Blog by Sumana Harihareswara, Changeset founder

07 Nov 2014, 15:35 p.m.

Snapshot

Hi, reader. I wrote this in 2014 and it's now more than five years old. So it may be very out of date; the world, and I, have changed a lot since I wrote it! I'm keeping this up for historical archive purposes, but the me of today may 100% disagree with what I said then. I rarely edit posts after publishing them, but if I do, I usually leave a note in italics to mark the edit and the reason. If this post is particularly offensive or breaches someone's privacy, please contact me.

Sometime in early 2010, I jotted down a few notes that I meant to blog at the time; I've now expanded them into the following entry. I was in between jobs; I think it was just after my time at Collabora, and the year before I started working for Wikimedia Foundation. I'd been in New York City for a little over four years. It's interesting to look back -- I never did turn any of those ideas into a proper conference talk, and I still remember the atmosphere of that evening, feeling out of place of course among the men in business suits in some dim bar, but still connected to them because of what we'd studied together.

Today I thought up some proposal ideas for conferences... [terrible ideas elided]

Today I also reread bits of Rick Yancey's tax collector memoirs, and I went to dinner/drinks with old colleagues, people I'd done the master's in tech management with a few years previous.
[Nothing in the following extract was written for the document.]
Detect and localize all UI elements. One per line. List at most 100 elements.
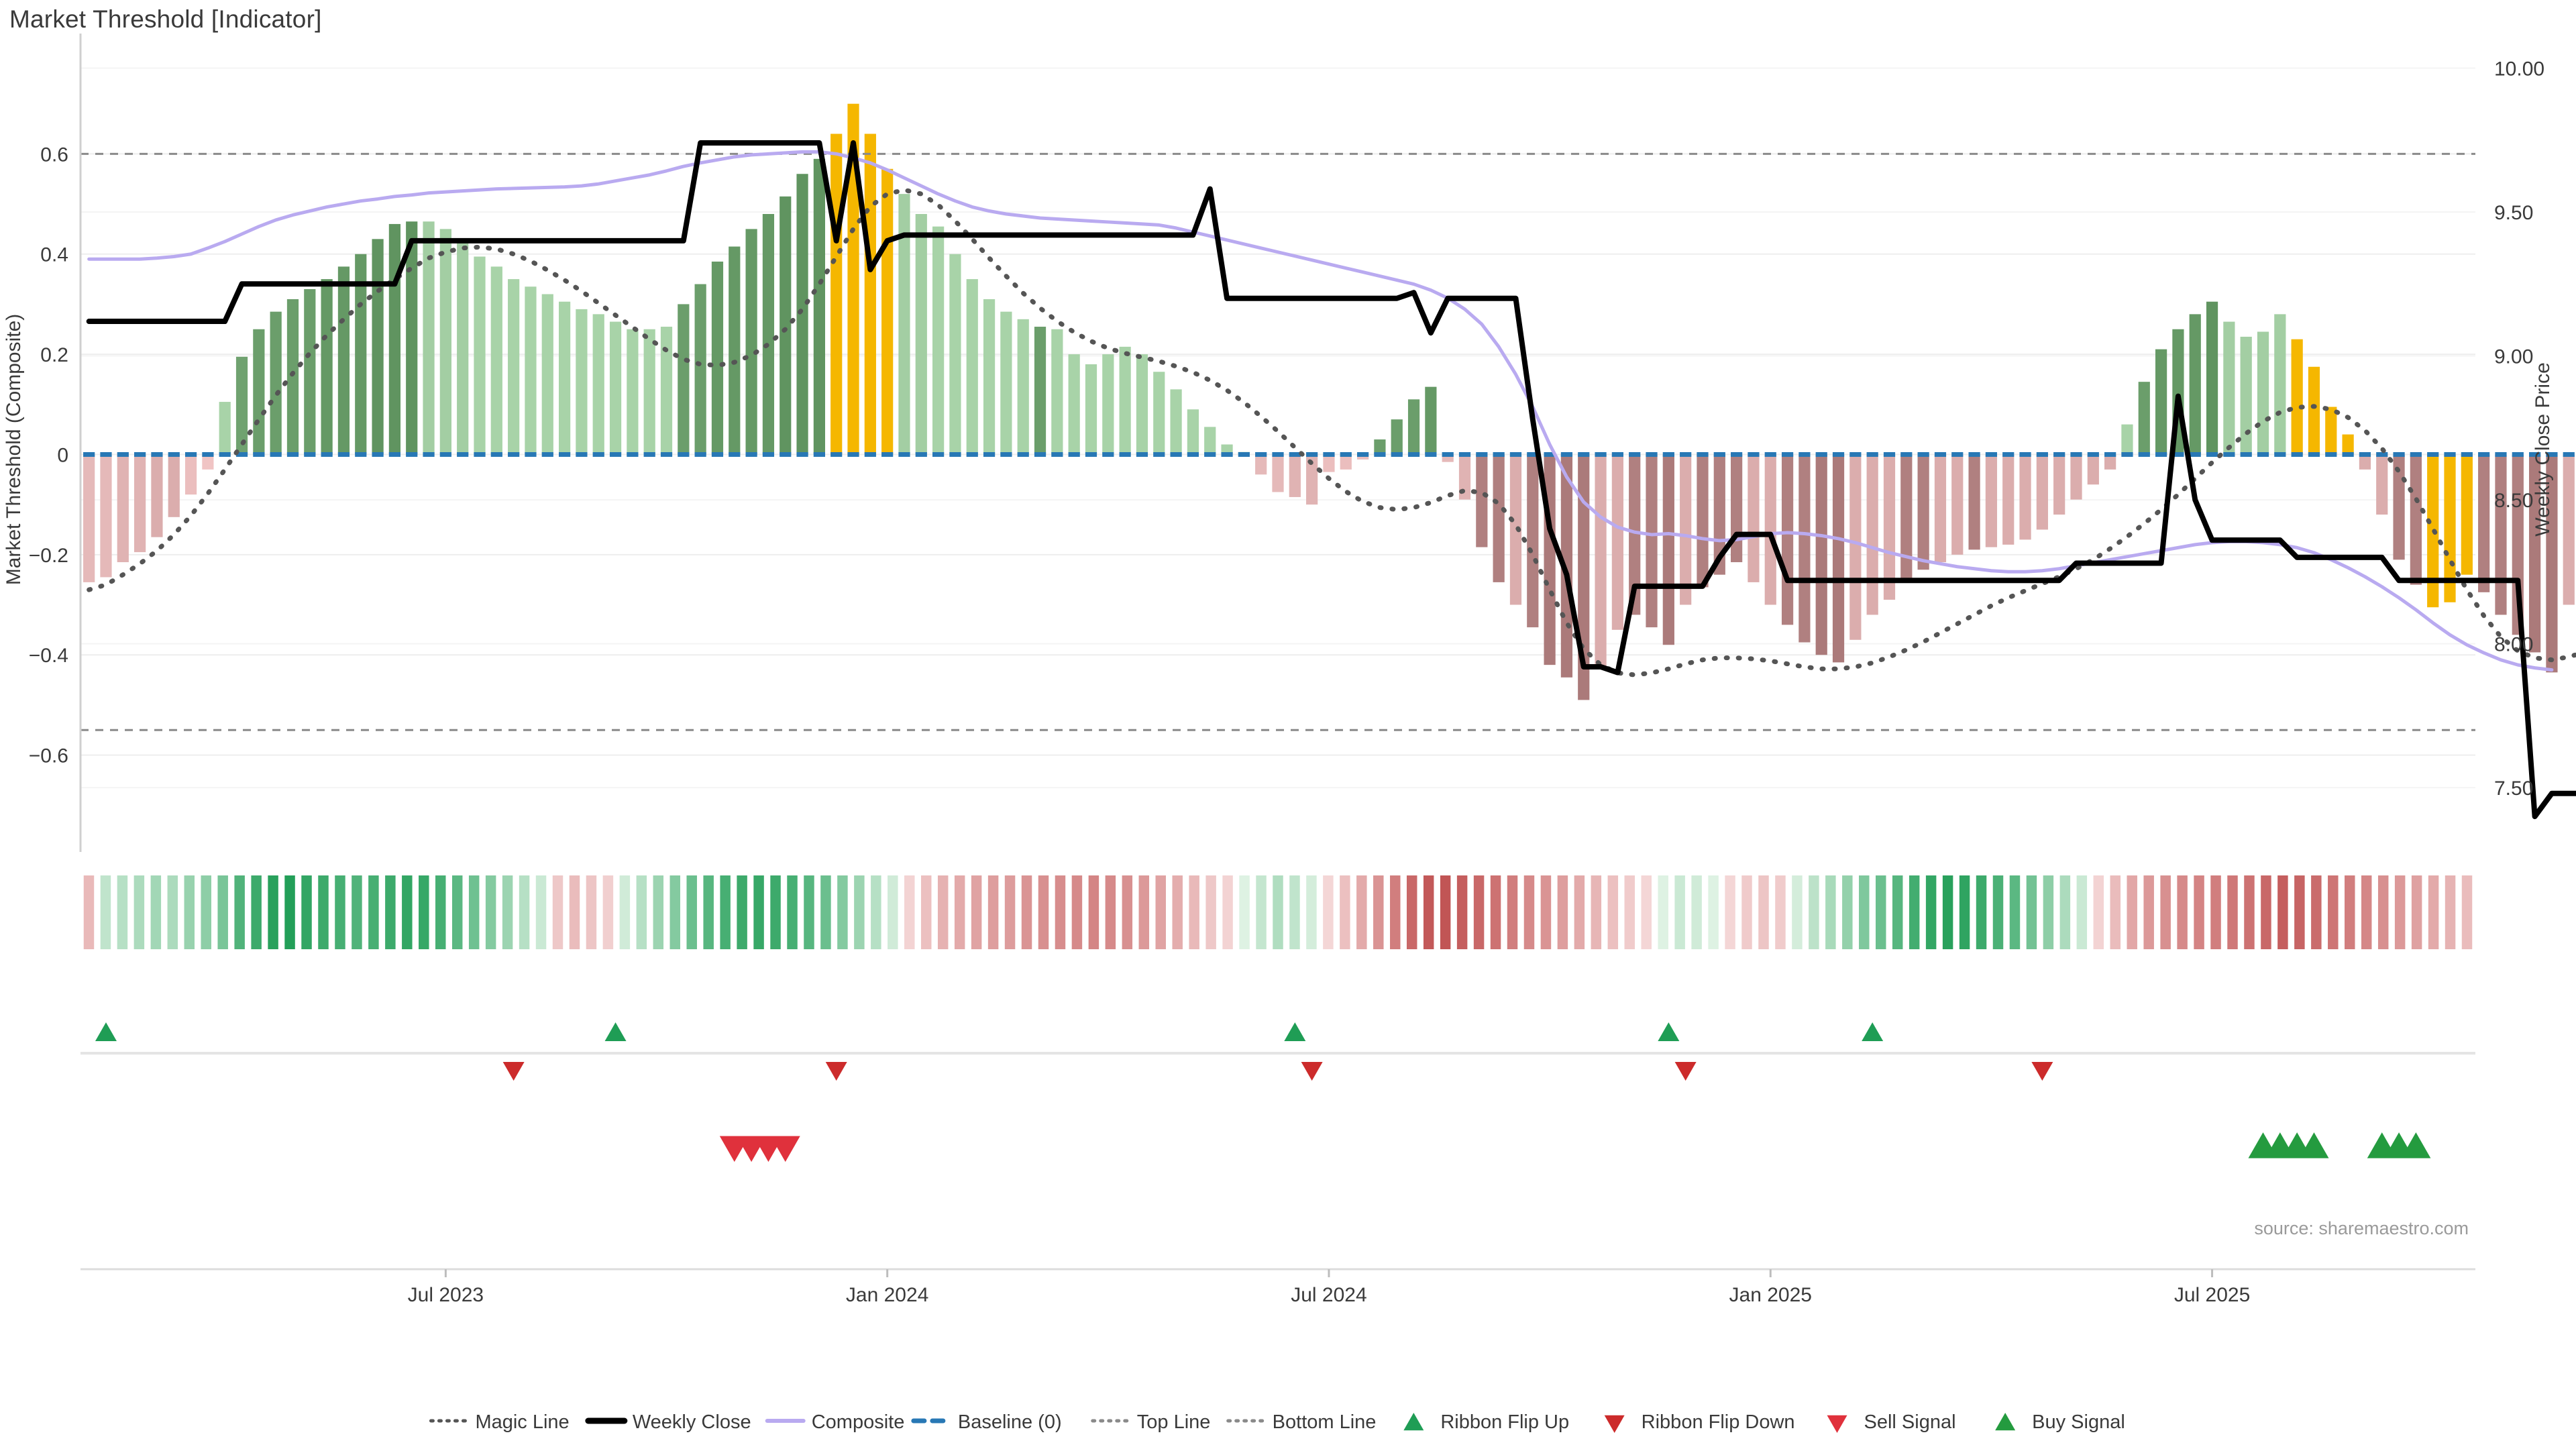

Basically all guys (and jeez sexism much?). Evidently SWOT & similar tools really work when you break 'em out appropriately (in the midst of chaos, maybe?). And from what these guys tell me, HR is a mess in most big companies; if I can not just catalyse, but teach other people to replicate my success, that's marketable. The interface between a firm & its clients is crucial, but so is the interface between the firm & its employees.

It sounds like one way to keep those corporate accounting and finance skills honed would be to try looking at the financials of a company without knowing its name, and work out what it is.

What do I want in my next job? I should be open to larger orgs, larger than any I've worked with in the past, but I don't want some things I've heard are common in big organizations:

  • stifling bureaucracy
  • stifling political atmosphere that stops necessary things from being said or asked
  • lengthy processes lasting more than 3 months to get rid of an underperformer
Most touchingly, my old classmate [name] said he's forever remembered my interaction with that executive who came to guest-lecture us, about whether he considers himself a success, and would he do it again. Hearing that answer changed his mind. Before coming into the Master's in Tech Management program, he'd thought, "I want to be a CIO of a big corporation." Afterwards: "I want time for family."